Si estuviéramos tú y yo de paseo, pensó, y pasara algo… Imagínate que tuviéramos un accidente o que nos quedáramos encerrados en un sótano, en una cueva, o donde fuera. Y nadie nos encontrara. Estaríamos solos tú y yo, Frank, encerrados en esa cueva sin comida ni agua. E imaginemos que a mí me diera un ataque al corazón y tú te quedaras allí dentro con mi cuerpo muerto. Entonces me comerías. Empezarías a roerme, me arrancarías la piel de los huesos, y todo lo bueno que ha habido entre nosotros lo olvidarías. ¿Oyes lo que estoy diciendo, Frank? Me comerías. Cuando estuvieras lo suficientemente hambriento. Porque esa es tu naturaleza y tú sigues tu instinto de supervivencia. También los seres humanos lo hacemos, forma parte de nuestro destino y nuestra grandeza el que nos aferremos a la vida. Pero cuesta. Volvió a apoyar la cabeza en la almohada. Se sentía pesado y cansado, entonces sonó el teléfono móvil, que estaba sobre la mesilla de noche. Sejer reconoció el número del jefe de sección, Holthemann.
– Sé que es tarde -dijo.
– Sí -dijo Sejer-. Es tarde.
– He estado pensando en una cosa. Esos perros de Schillinger. ¿No deberíamos encomendar a nuestros hombres la tarea de matarlos, quiero decir, pegarles un tiro como una potente demostración, por consideración a los Bosch?

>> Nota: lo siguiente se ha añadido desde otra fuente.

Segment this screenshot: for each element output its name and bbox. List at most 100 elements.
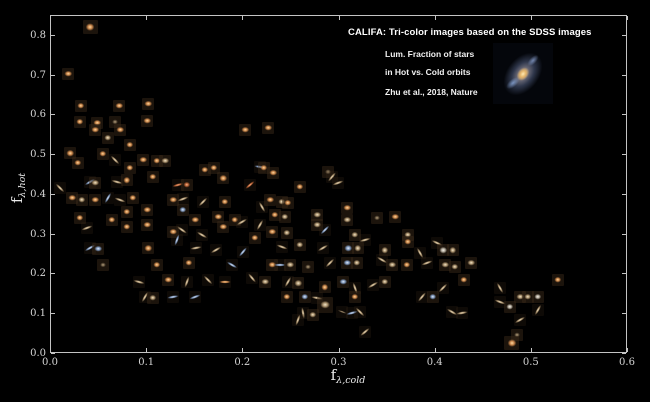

Sejer miró a Frank, que se había arrugado sobre la alfombrilla.
– Llevarlos al veterinario es en sí una demostración suficiente -dijo-. Además, sería una dura carga para el hombre que tuviera que cumplir con el encargo. Por cierto, ¿a quién pensabas encargárselo? ¿A Jacob Skarre? Él es creyente. Además, son siete perros. Parecería una masacre. Yo mismo tengo perro -añadió-. No, esto no es una diversión. Esto es algo muy feo.
– ¿No eres un poco blando? -preguntó Holthemann.
– Sí -contestó Sejer-. Supongo que se debe a lo especial que es este caso. Y no me vuelvo más joven con los años.